Kids are at home in many cases—trying to succeed at school. Parents are at home in many cases—trying to work and/or care for their families. Your usual schedule has been out the window for months. How can you bring some order back into your life?
The best way to regain control is to add structure throughout your day. Rather than overscheduling every minute, try incorporating these four simple routines. You’ll find that your student (and your whole family) will breathe a little easier when they have a routine to follow and know what to expect.
Morning routine. Your student’s morning routine defines how they start their day. This routine should include a specific wake-up time (at least on school days). It could also include personal hygiene (take shower, brush teeth, wash face, etc.), activities like making the bed and eating breakfast, and maybe some time for a grounding practice like meditation or journaling.
School day routine. Your student should start schoolwork at roughly the same time each day.

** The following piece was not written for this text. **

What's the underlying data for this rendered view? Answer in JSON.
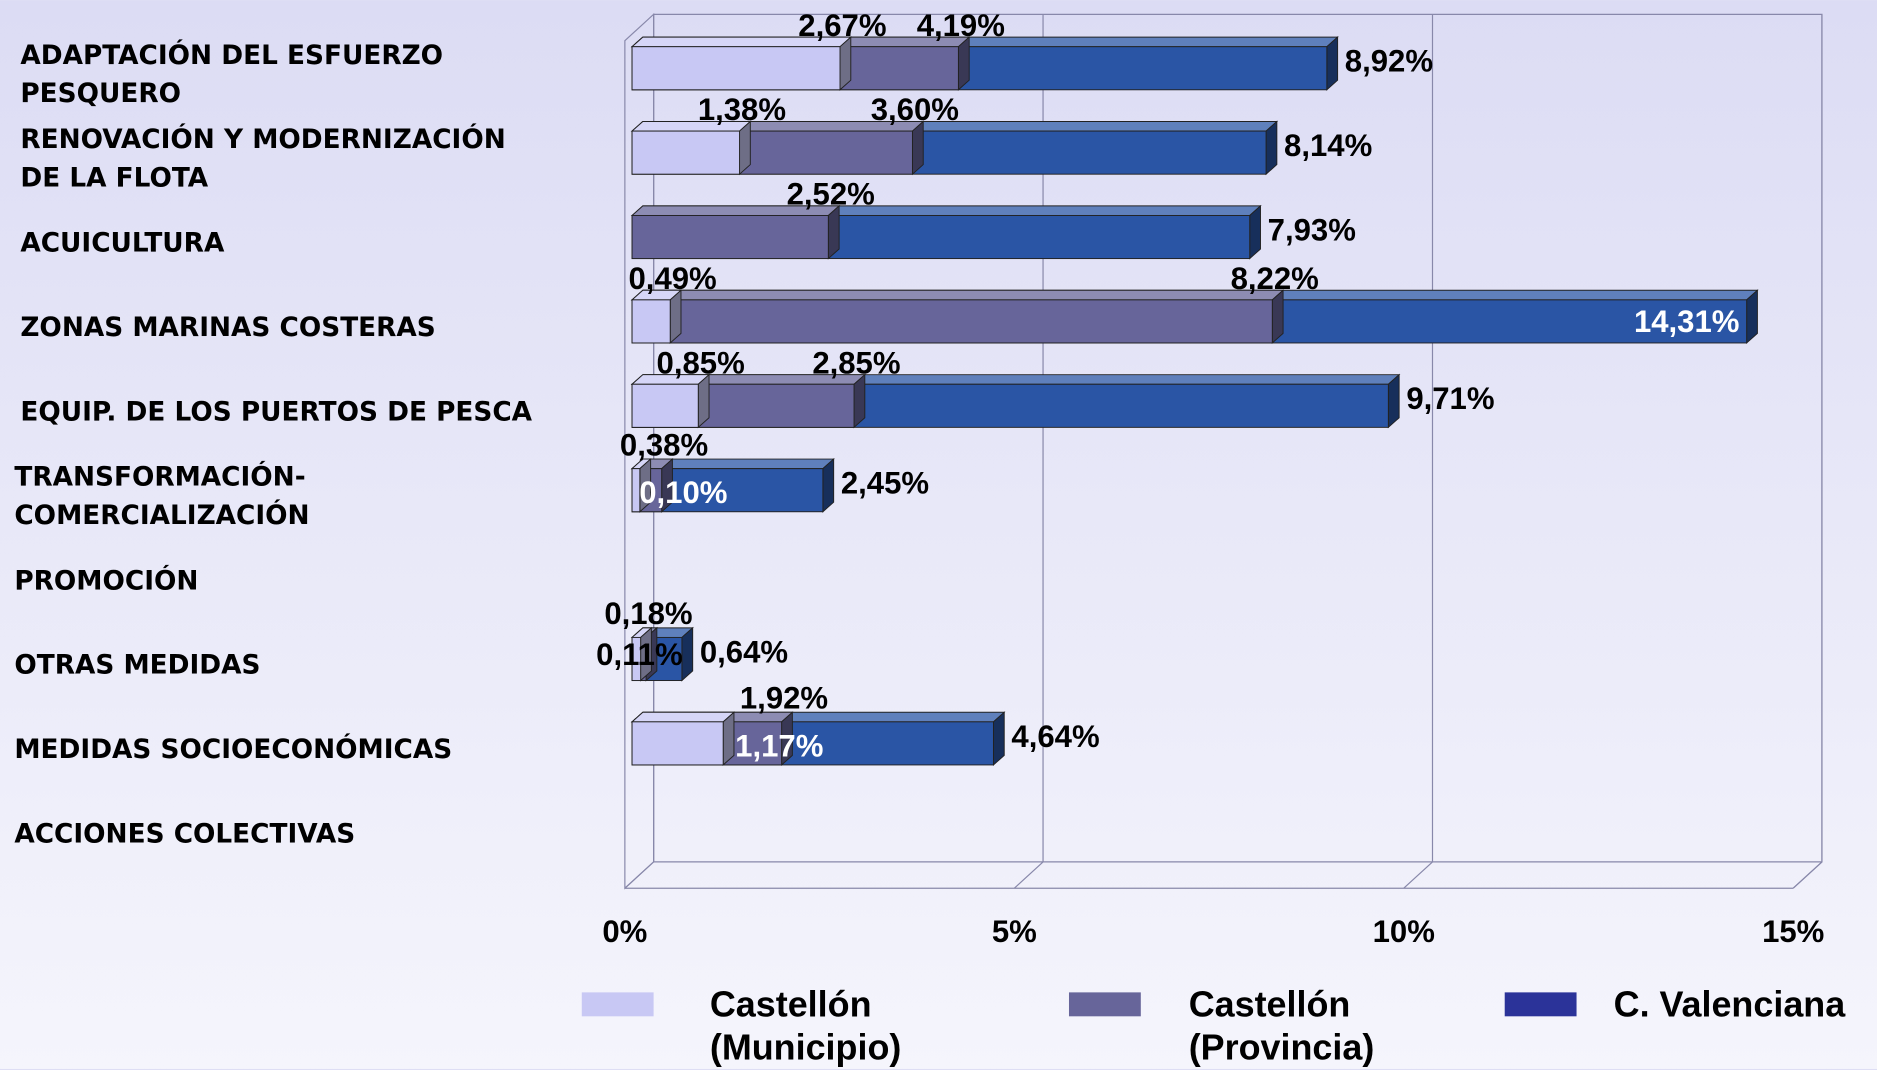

They might begin their day by gathering the appropriate books, reviewing assignments that are due that day, and logging into their learning platform. The school day routine should build in time for breaks and lunch. It should also include a few minutes to wrap up the school day (log of the platform, capture any assignments and put them in the calendar, etc.).

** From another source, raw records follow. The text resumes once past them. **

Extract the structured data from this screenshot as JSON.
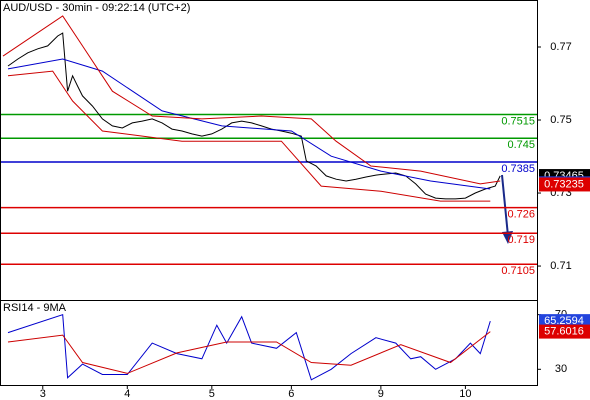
{
  "chart_data": [
    {
      "type": "line",
      "title": "AUD/USD - 30min - 09:22:14 (UTC+2)",
      "xlim": [
        -0.4,
        107.4
      ],
      "ylim": [
        0.7007,
        0.7826
      ],
      "yticks": [
        0.77,
        0.75,
        0.73,
        0.71
      ],
      "series": [
        {
          "color": "#000000",
          "x": [
            1,
            3,
            5,
            7,
            9,
            11,
            12,
            13,
            14,
            15,
            16,
            18,
            20,
            22,
            24,
            26,
            28,
            30,
            32,
            34,
            36,
            38,
            40,
            42,
            44,
            46,
            48,
            50,
            52,
            54,
            56,
            58,
            60,
            61,
            63,
            65,
            67,
            69,
            71,
            73,
            75,
            77,
            79,
            81,
            83,
            85,
            87,
            89,
            91,
            93,
            95,
            97,
            99,
            100
          ],
          "values": [
            0.7648,
            0.7667,
            0.7684,
            0.7695,
            0.7703,
            0.773,
            0.7738,
            0.7579,
            0.7621,
            0.7593,
            0.7566,
            0.7538,
            0.7503,
            0.7484,
            0.7478,
            0.7492,
            0.7497,
            0.7503,
            0.7492,
            0.7475,
            0.747,
            0.7462,
            0.7456,
            0.7462,
            0.7475,
            0.7492,
            0.7497,
            0.7492,
            0.7484,
            0.7475,
            0.747,
            0.7464,
            0.7456,
            0.7388,
            0.7374,
            0.7347,
            0.7338,
            0.7333,
            0.7338,
            0.7344,
            0.7349,
            0.7352,
            0.7355,
            0.7347,
            0.7325,
            0.7297,
            0.7286,
            0.7284,
            0.7284,
            0.7286,
            0.73,
            0.7311,
            0.7319,
            0.7347
          ]
        },
        {
          "color": "#0000cc",
          "x": [
            1,
            12,
            20,
            32,
            44,
            58,
            66,
            76,
            86,
            98
          ],
          "values": [
            0.764,
            0.7667,
            0.7634,
            0.7525,
            0.7484,
            0.747,
            0.7401,
            0.736,
            0.7333,
            0.7311
          ]
        },
        {
          "color": "#cc0000",
          "x": [
            0,
            12,
            16,
            22,
            30,
            40,
            52,
            62,
            67,
            74,
            84,
            96,
            100
          ],
          "values": [
            0.7675,
            0.7785,
            0.7703,
            0.7579,
            0.7511,
            0.7503,
            0.7511,
            0.7503,
            0.7442,
            0.7374,
            0.736,
            0.7325,
            0.7333
          ]
        },
        {
          "color": "#cc0000",
          "x": [
            1,
            10,
            14,
            20,
            36,
            56,
            64,
            76,
            88,
            98
          ],
          "values": [
            0.7621,
            0.7634,
            0.7552,
            0.747,
            0.7442,
            0.7442,
            0.7319,
            0.7305,
            0.7278,
            0.7278
          ]
        }
      ],
      "levels": [
        {
          "value": 0.7515,
          "color": "#009900"
        },
        {
          "value": 0.745,
          "color": "#009900"
        },
        {
          "value": 0.7385,
          "color": "#0000cc"
        },
        {
          "value": 0.726,
          "color": "#dd0000"
        },
        {
          "value": 0.719,
          "color": "#dd0000"
        },
        {
          "value": 0.7105,
          "color": "#dd0000"
        }
      ],
      "badges": [
        {
          "value": 0.73465,
          "color": "#000000"
        },
        {
          "value": 0.73265,
          "color": "#2244dd"
        },
        {
          "value": 0.73235,
          "color": "#dd0000"
        }
      ]
    },
    {
      "type": "line",
      "title": "RSI14 - 9MA",
      "xlim": [
        -0.4,
        107.4
      ],
      "ylim": [
        18.5,
        80
      ],
      "yticks": [
        70,
        30
      ],
      "xticks": [
        {
          "value": 8,
          "label": "3"
        },
        {
          "value": 25,
          "label": "4"
        },
        {
          "value": 42,
          "label": "5"
        },
        {
          "value": 58,
          "label": "6"
        },
        {
          "value": 76,
          "label": "9"
        },
        {
          "value": 93,
          "label": "10"
        }
      ],
      "series": [
        {
          "color": "#0000cc",
          "x": [
            1,
            12,
            13,
            16,
            20,
            25,
            30,
            35,
            40,
            43,
            45,
            48,
            50,
            55,
            59,
            62,
            66,
            70,
            75,
            79,
            82,
            84,
            87,
            91,
            94,
            96,
            98
          ],
          "values": [
            56.9,
            70,
            23.8,
            33.8,
            26.2,
            26.2,
            49.2,
            41.5,
            37.7,
            62.3,
            49.2,
            68.5,
            49.2,
            45.4,
            56.9,
            22.3,
            30,
            41.5,
            53.1,
            49.2,
            37.7,
            39.2,
            30,
            37.7,
            49.2,
            41.5,
            65.3
          ]
        },
        {
          "color": "#cc0000",
          "x": [
            1,
            12,
            16,
            25,
            35,
            45,
            55,
            62,
            70,
            80,
            90,
            98
          ],
          "values": [
            50,
            55,
            35,
            27,
            42,
            50,
            50,
            35,
            33,
            48,
            35,
            57.6
          ]
        }
      ],
      "badges": [
        {
          "value": 65.2594,
          "color": "#2244dd"
        },
        {
          "value": 57.6016,
          "color": "#dd0000"
        }
      ]
    }
  ]
}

Homework routine. If your student is attending school virtually, they may need a break before heading back to the computer for studying and homework. Determine where and when they will do homework, and be sure they follow the “”plan your work, work your plan”” methodology to make the best use of their time.
Evening routine. An evening routine signals to your body that bedtime is coming and to start preparing for sleep. Your student can work backwards from a desired bedtime to build their routine, keeping in mind that wake-up time on school days. It’s a good idea to stop using screens a couple of hours before bedtime; suggest that your student make time to read a book instead.
Remember that structure beats willpower every time. When challenges arise, this structure offers the right systems, supports, and people to carry your student through to success.
Try incorporating these simple routines to get (and keep) your student on track.